HPC & AI Systems Administrator
The PC & AI Systems Administrator has deep technical knowledge of the design and deployment of data centers and the associated subsystems. These can include expertise in data center layout, mechanical design systems, cooling, power delivery and other critical data center design expertise. The deliverables of the role may take the form of design of Intel's data centers, support for customers in designing their data centers or in the development of new products and technologies based on data center design expertise.
HPC Frontier Lab / CRT-DC runs the Intel High Performance Computing benchmarking cluster called Endeavour. Endeavour is our renown and largest cluster showcasing Intel Architecture supporting deals, development, performance optimization and so much more. We are System integrators of future platforms. We also host other clusters to support HPC, Cloud, Enterprise, and other clusters for Technology, Pathfinding, and Innovation.
The HPC & AI Systems Administrator will be responsible for:
- Providing support and maintenance of large cluster hardware and software for high availability, consistency, and optimized performance.
- Managing various operating systems.
- Supporting Hardware such as rack-mounted servers and workstations.
- supporting the latest Intel HPC data center technologies, including servers, fabric, storage.
- Utilizing their skills in the areas of cluster debugging, Linux scripting, cluster validation tests, server expansion, file system tests and benchmarks
- Serving as a consultant for all projects and customers of the CRT Datacenter, creating and improving methodologies used in the datacenter to enhance the performance, reliability and manageability of the CRT clusters.
The ideal candidate should exhibit the following behavioral skills:
- Relationship management
- Effective influencing
- Agile written and verbal communicator
Minimum qualifications are required to be initially considered for this position. Preferred qualifications are in addition to the minimum requirements and are considered a plus factor in identifying top candidates.

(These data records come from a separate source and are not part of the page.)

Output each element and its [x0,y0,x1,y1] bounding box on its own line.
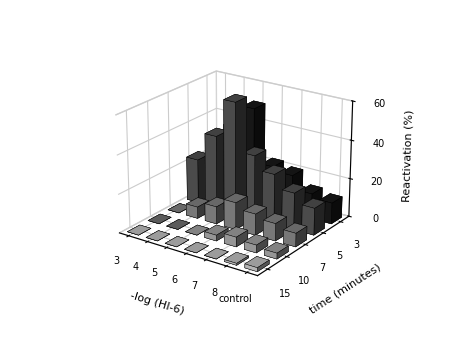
Y-axis label: time (minutes): time (minutes) [307,262,382,315]
X-axis label: -log (HI-6): -log (HI-6) [130,291,186,317]
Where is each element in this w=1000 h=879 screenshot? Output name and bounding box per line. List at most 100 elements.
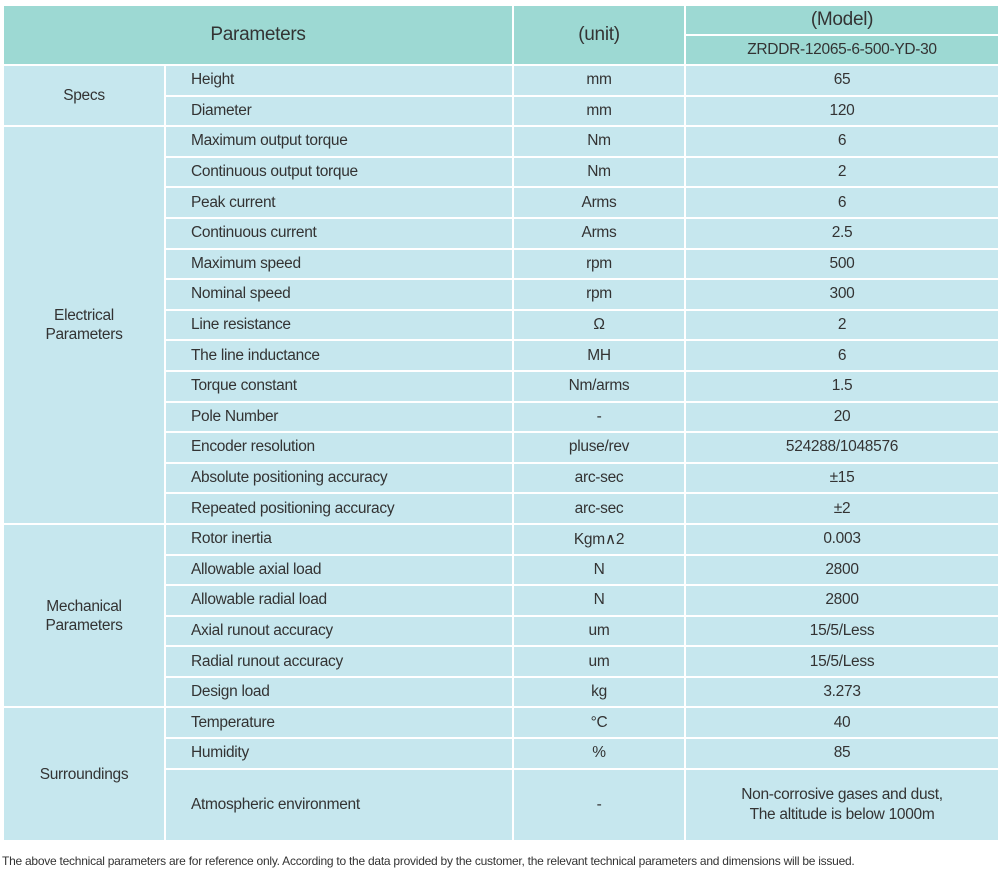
value-cell: 15/5/Less: [684, 614, 1000, 648]
param-cell: Maximum speed: [163, 247, 515, 281]
value-cell: 15/5/Less: [684, 645, 1000, 678]
value-cell: 2: [684, 155, 1000, 189]
table-row: Repeated positioning accuracy arc-sec ±2: [3, 492, 1000, 525]
table-row: The line inductance MH 6: [3, 339, 1000, 372]
value-cell: 85: [684, 737, 1000, 770]
unit-cell: Kgm∧2: [512, 522, 687, 556]
param-cell: Allowable axial load: [163, 553, 515, 587]
unit-cell: Nm/arms: [512, 369, 687, 403]
param-cell: Allowable radial load: [163, 584, 515, 617]
header-model-label: (Model): [684, 4, 1000, 36]
header-unit: (unit): [512, 4, 687, 66]
param-cell: Height: [163, 64, 515, 97]
table-row: Atmospheric environment - Non-corrosive ga…: [3, 767, 1000, 842]
param-cell: Line resistance: [163, 308, 515, 342]
value-cell: 2800: [684, 553, 1000, 587]
unit-cell: °C: [512, 706, 687, 740]
unit-cell: %: [512, 737, 687, 770]
table-row: Continuous output torque Nm 2: [3, 155, 1000, 189]
unit-cell: um: [512, 614, 687, 648]
table-row: Mechanical Parameters Rotor inertia Kgm∧2 0…: [2, 522, 1000, 709]
table-row: Axial runout accuracy um 15/5/Less: [3, 614, 1000, 648]
param-cell: Torque constant: [163, 369, 515, 403]
table-row: Continuous current Arms 2.5: [3, 216, 1000, 250]
table-row: Pole Number -20: [3, 400, 1000, 434]
value-cell: 6: [684, 339, 1000, 372]
unit-cell: Nm: [512, 125, 687, 158]
unit-cell: mm: [512, 64, 687, 97]
unit-cell: arc-sec: [512, 492, 687, 525]
param-cell: The line inductance: [163, 339, 515, 372]
unit-cell: MH: [512, 339, 687, 372]
unit-cell: Arms: [512, 216, 687, 250]
table-row: Maximum speed rpm 500: [3, 247, 1000, 281]
param-cell: Axial runout accuracy: [163, 614, 515, 648]
param-cell: Absolute positioning accuracy: [163, 461, 515, 495]
unit-cell: -: [512, 767, 687, 842]
param-cell: Rotor inertia: [163, 522, 515, 556]
param-cell: Humidity: [163, 737, 515, 770]
group-label: Surroundings: [2, 706, 166, 842]
value-cell: 1.5: [684, 369, 1000, 403]
unit-cell: um: [512, 645, 687, 678]
footnote: The above technical parameters are for r…: [2, 854, 855, 868]
table-row: Allowable radial load N 2800: [3, 584, 1000, 617]
group-label: Specs: [2, 63, 166, 128]
value-cell: 500: [684, 247, 1000, 281]
param-cell: Maximum output torque: [163, 125, 515, 158]
unit-cell: rpm: [512, 278, 687, 311]
table-row: Humidity% 85: [3, 737, 1000, 770]
value-cell: ±2: [684, 492, 1000, 525]
table-row: Design load kg 3.273: [3, 675, 1000, 709]
param-cell: Nominal speed: [163, 278, 515, 311]
param-cell: Diameter: [163, 94, 515, 128]
table-row: Radial runout accuracy um 15/5/Less: [3, 645, 1000, 678]
group-label: Electrical Parameters: [2, 125, 166, 525]
unit-cell: pluse/rev: [512, 431, 687, 464]
value-cell: 2.5: [684, 216, 1000, 250]
unit-cell: N: [512, 553, 687, 587]
param-cell: Continuous output torque: [163, 155, 515, 189]
unit-cell: kg: [512, 675, 687, 709]
unit-cell: Ω: [512, 308, 687, 342]
spec-table: Parameters (unit) (Model) ZRDDR-12065-6-…: [1, 4, 1000, 842]
value-cell: 40: [684, 706, 1000, 740]
header-model: ZRDDR-12065-6-500-YD-30: [684, 34, 1000, 66]
unit-cell: rpm: [512, 247, 687, 281]
value-cell: 524288/1048576: [684, 431, 1000, 464]
value-cell: 6: [684, 125, 1000, 158]
value-cell: 300: [684, 278, 1000, 311]
unit-cell: Arms: [512, 186, 687, 219]
table-row: Allowable axial load N 2800: [3, 553, 1000, 587]
param-cell: Design load: [163, 675, 515, 709]
value-cell: 6: [684, 186, 1000, 219]
param-cell: Radial runout accuracy: [163, 645, 515, 678]
value-cell: 120: [684, 94, 1000, 128]
table-row: Absolute positioning accuracy arc-sec ±15: [3, 461, 1000, 495]
value-cell: 65: [684, 64, 1000, 97]
unit-cell: -: [512, 400, 687, 434]
value-cell: 2800: [684, 584, 1000, 617]
table-row: Electrical Parameters Maximum output torq…: [2, 125, 1000, 525]
unit-cell: mm: [512, 94, 687, 128]
param-cell: Temperature: [163, 706, 515, 740]
table-row: Torque constant Nm/arms 1.5: [3, 369, 1000, 403]
table-row: Specs Height mm 65: [2, 63, 1000, 128]
group-label: Mechanical Parameters: [2, 522, 166, 709]
value-cell: 3.273: [684, 675, 1000, 709]
value-cell: Non-corrosive gases and dust, The altitu…: [684, 767, 1000, 842]
value-cell: 2: [684, 308, 1000, 342]
value-cell: 20: [684, 400, 1000, 434]
value-cell: 0.003: [684, 522, 1000, 556]
unit-cell: arc-sec: [512, 461, 687, 495]
table-row: Nominal speed rpm 300: [3, 278, 1000, 311]
param-cell: Continuous current: [163, 216, 515, 250]
table-row: Surroundings Temperature °C 40: [2, 706, 1000, 842]
table-row: Diameter mm 120: [3, 94, 1000, 128]
param-cell: Repeated positioning accuracy: [163, 492, 515, 525]
table-row: Line resistance Ω 2: [3, 308, 1000, 342]
unit-cell: Nm: [512, 155, 687, 189]
param-cell: Pole Number: [163, 400, 515, 434]
unit-cell: N: [512, 584, 687, 617]
header-parameters: Parameters: [1, 4, 515, 66]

- Bachelor's degree in Computer Science, Computer Engineering or any other related field and 4+ years of experience OR Master's degree in Computer Science, Computer Engineering or any other related field and 3+ years of experience
- 3+ years of Linux experience supporting complex servers
- 3+ years of Experience installing and managing the Linux operating systems on a server
- 3+ years of Experience administering a Linux server for multiple users
- 3+ years of experience with managing at least several identical Linux servers in a cluster
- 1+ year of experience with the technical concepts, architecture, systems, development methods, and disciplines associated with the defined program, and utilizes knowledge to accelerate project completion.
- Programming in at least one of the following languages (C, Python or Bash)
- Experience managing cluster systems with 100+ nodes
- Experience with Gigabit Ethernet
- Experience with high performance interconnects, preferably Mellanox InfiniBand or Omni-Path
- Experience managing HPC clusters with discrete GPUs (Nvidia, AMD or Intel)
- Experience with containers (Singularity, Podman, Charliecloud, Docker, Kubernetes, others)
- Experience administering high performance cluster file systems (Lustre, GPFS, others)
- Experience with supporting AI frameworks (TensorFlow, others)
- Experience with Extreme or Cisco network hardware setup and configuration
- Experience with MPI libraries, preferably Intel MPI
- Experience writing HPC application
- Experience with containerization as it pertains to HPC / AI workloads
- Experience with virtualized networks
- Experience managing Cloud based cluster systems
- A+ certification or equivalent experience.
- RHCSA certification or equivalent
- CCENT certification of equivalent
- RHCE certification or equivalent
- CCNA certification or equivalent
Requirements listed would be obtained through a combination of industry relevant job experience, internship experiences and or schoolwork/classes/research.Inside this Business Group
Intel Architecture, Graphics, and Software (IAGS) brings Intel's technical strategy to life. We have embraced the new reality of competing at a product and solution level—not just a transistor one. We take pride in reshaping the status quo and thinking exponentially to achieve what's never been done before. We've also built a culture of continuous learning and persistent leadership that provides opportunities to practice until perfection and filter ambitious ideas into execution.
All qualified applicants will receive consideration for employment without regard to race, color, religion, religious creed, sex, national origin, ancestry, age, physical or mental disability, medical condition, genetic information, military and veteran status, marital status, pregnancy, gender, gender expression, gender identity, sexual orientation, or any other characteristic protected by local law, regulation, or ordinance.